VYPR
trendPublished Jun 24, 2026· 1 source

AI Is Making Attacks Cheaper, Faster and More Covert, Says ReliaQuest

ReliaQuest's new report details six practical ways attackers are using AI to lower costs, speed up operations, and evade detection, from industrial-scale phishing to deepfake identity fabrication.

AI is making cyber-attacks cheaper, faster to scale, easier to customize, and harder to spot, but it is not fundamentally changing the tradecraft of intrusions, according to a new report from ReliaQuest. The threat intelligence specialist has tracked AI's evolution on the cybercrime underground over the past two years, finding that by mid-2025, AI had moved "closer into the heart of the offensive workflow."

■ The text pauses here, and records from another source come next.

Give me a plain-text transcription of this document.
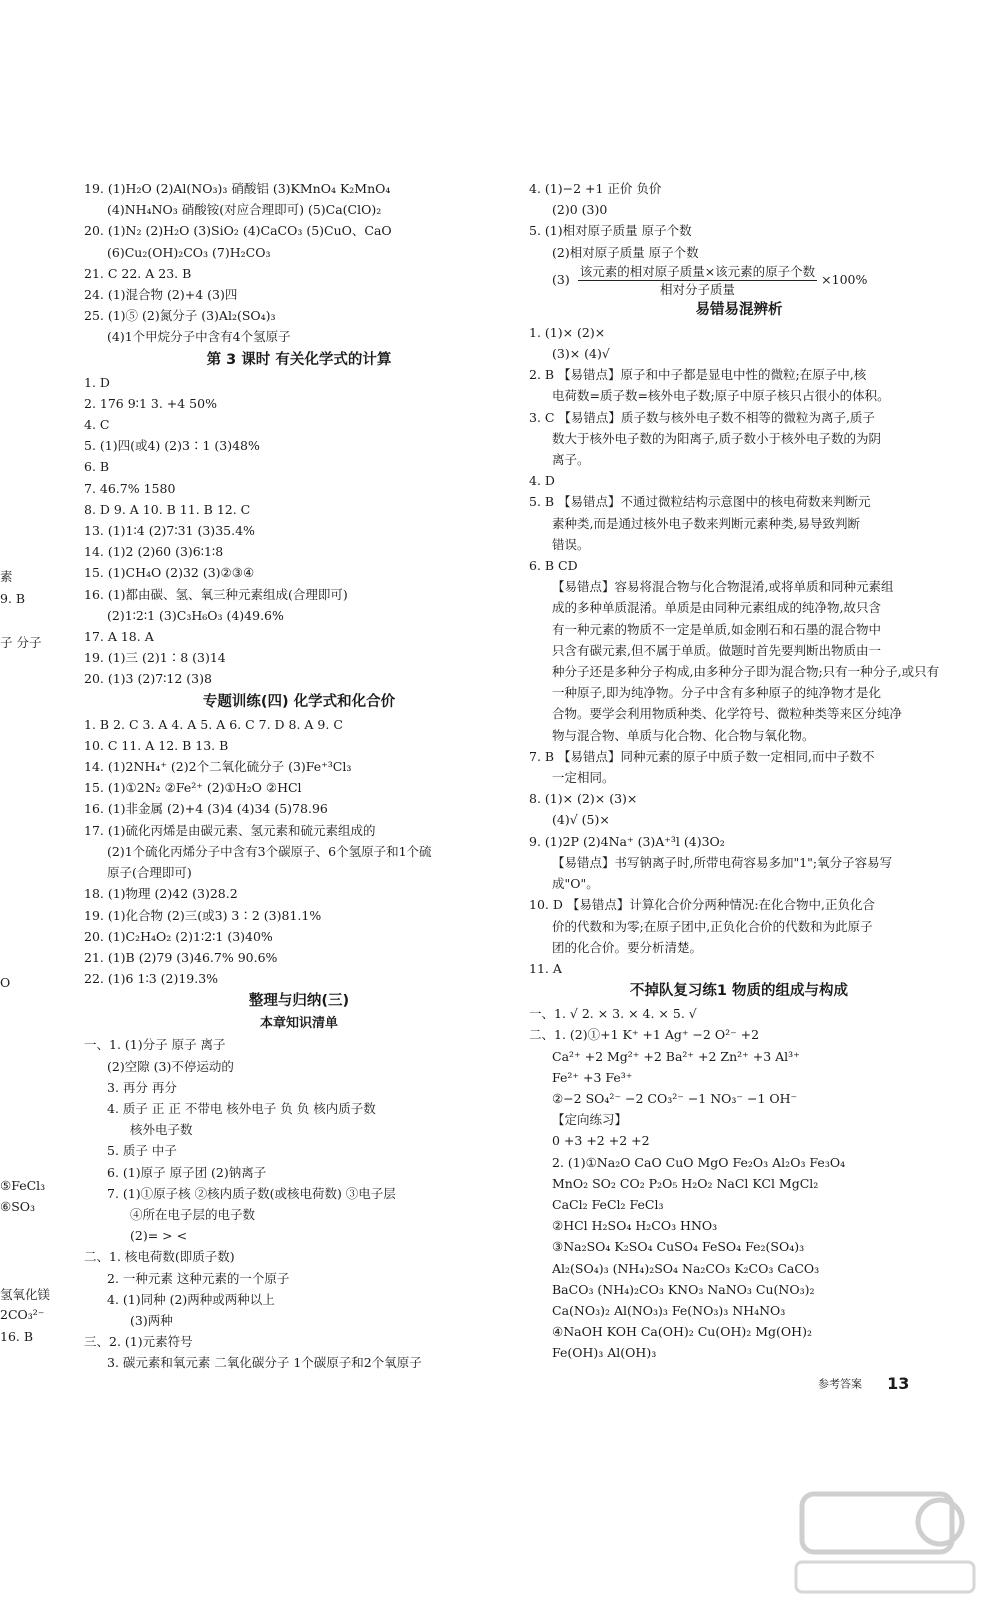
19. (1)H₂O (2)Al(NO₃)₃ 硝酸铝 (3)KMnO₄ K₂MnO₄
(4)NH₄NO₃ 硝酸铵(对应合理即可) (5)Ca(ClO)₂
20. (1)N₂ (2)H₂O (3)SiO₂ (4)CaCO₃ (5)CuO、CaO
(6)Cu₂(OH)₂CO₃ (7)H₂CO₃
21. C 22. A 23. B
24. (1)混合物 (2)+4 (3)四
25. (1)⑤ (2)氮分子 (3)Al₂(SO₄)₃
(4)1个甲烷分子中含有4个氢原子
第 3 课时 有关化学式的计算
1. D
2. 176 9∶1 3. +4 50%
4. C
5. (1)四(或4) (2)3∶1 (3)48%
6. B
7. 46.7% 1580
8. D 9. A 10. B 11. B 12. C
13. (1)1∶4 (2)7∶31 (3)35.4%
14. (1)2 (2)60 (3)6∶1∶8
15. (1)CH₄O (2)32 (3)②③④
16. (1)都由碳、氢、氧三种元素组成(合理即可)
(2)1∶2∶1 (3)C₃H₆O₃ (4)49.6%
17. A 18. A
19. (1)三 (2)1∶8 (3)14
20. (1)3 (2)7∶12 (3)8
专题训练(四) 化学式和化合价
1. B 2. C 3. A 4. A 5. A 6. C 7. D 8. A 9. C
10. C 11. A 12. B 13. B
14. (1)2NH₄⁺ (2)2个二氧化硫分子 (3)Fe⁺³Cl₃
15. (1)①2N₂ ②Fe²⁺ (2)①H₂O ②HCl
16. (1)非金属 (2)+4 (3)4 (4)34 (5)78.96
17. (1)硫化丙烯是由碳元素、氢元素和硫元素组成的
(2)1个硫化丙烯分子中含有3个碳原子、6个氢原子和1个硫
原子(合理即可)
18. (1)物理 (2)42 (3)28.2
19. (1)化合物 (2)三(或3) 3∶2 (3)81.1%
20. (1)C₂H₄O₂ (2)1∶2∶1 (3)40%
21. (1)B (2)79 (3)46.7% 90.6%
22. (1)6 1∶3 (2)19.3%
整理与归纳(三)
本章知识清单
一、1. (1)分子 原子 离子
(2)空隙 (3)不停运动的
3. 再分 再分
4. 质子 正 正 不带电 核外电子 负 负 核内质子数
核外电子数
5. 质子 中子
6. (1)原子 原子团 (2)钠离子
7. (1)①原子核 ②核内质子数(或核电荷数) ③电子层
④所在电子层的电子数
(2)= > <
二、1. 核电荷数(即质子数)
2. 一种元素 这种元素的一个原子
4. (1)同种 (2)两种或两种以上
(3)两种
三、2. (1)元素符号
3. 碳元素和氧元素 二氧化碳分子 1个碳原子和2个氧原子
4. (1)−2 +1 正价 负价
(2)0 (3)0
5. (1)相对原子质量 原子个数
(2)相对原子质量 原子个数
$(3) \frac{\text{该元素的相对原子质量×该元素的原子个数}}{\text{相对分子质量}} \times 100\%$
易错易混辨析
1. (1)× (2)×
(3)× (4)√
2. B 【易错点】原子和中子都是显电中性的微粒;在原子中,核
电荷数=质子数=核外电子数;原子中原子核只占很小的体积。
3. C 【易错点】质子数与核外电子数不相等的微粒为离子,质子
数大于核外电子数的为阳离子,质子数小于核外电子数的为阴
离子。
4. D
5. B 【易错点】不通过微粒结构示意图中的核电荷数来判断元
素种类,而是通过核外电子数来判断元素种类,易导致判断
错误。
6. B CD
【易错点】容易将混合物与化合物混淆,或将单质和同种元素组
成的多种单质混淆。单质是由同种元素组成的纯净物,故只含
有一种元素的物质不一定是单质,如金刚石和石墨的混合物中
只含有碳元素,但不属于单质。做题时首先要判断出物质由一
种分子还是多种分子构成,由多种分子即为混合物;只有一种分子,或只有
一种原子,即为纯净物。分子中含有多种原子的纯净物才是化
合物。要学会利用物质种类、化学符号、微粒种类等来区分纯净
物与混合物、单质与化合物、化合物与氧化物。
7. B 【易错点】同种元素的原子中质子数一定相同,而中子数不
一定相同。
8. (1)× (2)× (3)×
(4)√ (5)×
9. (1)2P (2)4Na⁺ (3)A⁺³l (4)3O₂
【易错点】书写钠离子时,所带电荷容易多加"1";氧分子容易写
成"O"。
10. D 【易错点】计算化合价分两种情况:在化合物中,正负化合
价的代数和为零;在原子团中,正负化合价的代数和为此原子
团的化合价。要分析清楚。
11. A
不掉队复习练1 物质的组成与构成
一、1. √ 2. × 3. × 4. × 5. √
二、1. (2)①+1 K⁺ +1 Ag⁺ −2 O²⁻ +2
Ca²⁺ +2 Mg²⁺ +2 Ba²⁺ +2 Zn²⁺ +3 Al³⁺
Fe²⁺ +3 Fe³⁺
②−2 SO₄²⁻ −2 CO₃²⁻ −1 NO₃⁻ −1 OH⁻
【定向练习】
0 +3 +2 +2 +2
2. (1)①Na₂O CaO CuO MgO Fe₂O₃ Al₂O₃ Fe₃O₄
MnO₂ SO₂ CO₂ P₂O₅ H₂O₂ NaCl KCl MgCl₂
CaCl₂ FeCl₂ FeCl₃
②HCl H₂SO₄ H₂CO₃ HNO₃
③Na₂SO₄ K₂SO₄ CuSO₄ FeSO₄ Fe₂(SO₄)₃
Al₂(SO₄)₃ (NH₄)₂SO₄ Na₂CO₃ K₂CO₃ CaCO₃
BaCO₃ (NH₄)₂CO₃ KNO₃ NaNO₃ Cu(NO₃)₂
Ca(NO₃)₂ Al(NO₃)₃ Fe(NO₃)₃ NH₄NO₃
④NaOH KOH Ca(OH)₂ Cu(OH)₂ Mg(OH)₂
Fe(OH)₃ Al(OH)₃
素
9. B
子 分子
O
⑤FeCl₃
⑥SO₃
氢氧化镁
2CO₃²⁻
16. B
参考答案 13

In 2024, AI was mainly used for polishing phishing emails and generating basic scripts. Today, it enables mass generation of phishing pages and lures, rapid production of malicious tools like web shells and credential harvesters, and sophisticated social engineering that erases traditional tell-tale signs such as typos and poor grammar. The report identifies six key ways AI is being used in intrusions: phishing at industrial scale, faster malicious tool production, social engineering polish, identity fabrication, initial-access acceleration, and AI-branded tools as lures.

AI is being adopted by a wide range of threat actors, from ShinyHunters to North Korean hackers, for goals including extortion, initial access, fraud, and espionage. The central theme is that AI "consistently enabled these operators to achieve more, faster, with less effort." Attackers treat AI as operational infrastructure—something to buy, tune, and slot into existing workflows—balancing efficiency with reliability and cost.

One notable use case is identity fabrication, where AI makes North Korean worker fraud easier to scale and harder to spot through rapid development of fake profiles and convincing deepfakes for meetings and interviews. AI also accelerates initial access by generating obfuscation in ClickFix attacks and assisting in device-code phishing campaigns. Additionally, attackers are using AI-branded tools as lures, tricking users into running malicious installation commands disguised as Claude or other branded downloads.

ReliaQuest advises security teams not to build a new strategy around AI as a category, but to strengthen fundamentals to match the new pace of attacks. Recommended actions include using behavioral detection across endpoint, identity, network, and cloud; automating containment to keep pace with machine-speed attacks; retraining users on the full range of what AI can fake; investing in threat research to track AI-scaled campaign patterns; and using external threat intelligence to spot AI-enabled tradecraft before it reaches the environment.

The report underscores that while AI amplifies existing attack methods, it does not create entirely new ones. The focus for defenders should be on operational excellence and leveraging AI and automation themselves to counter the accelerated threat landscape.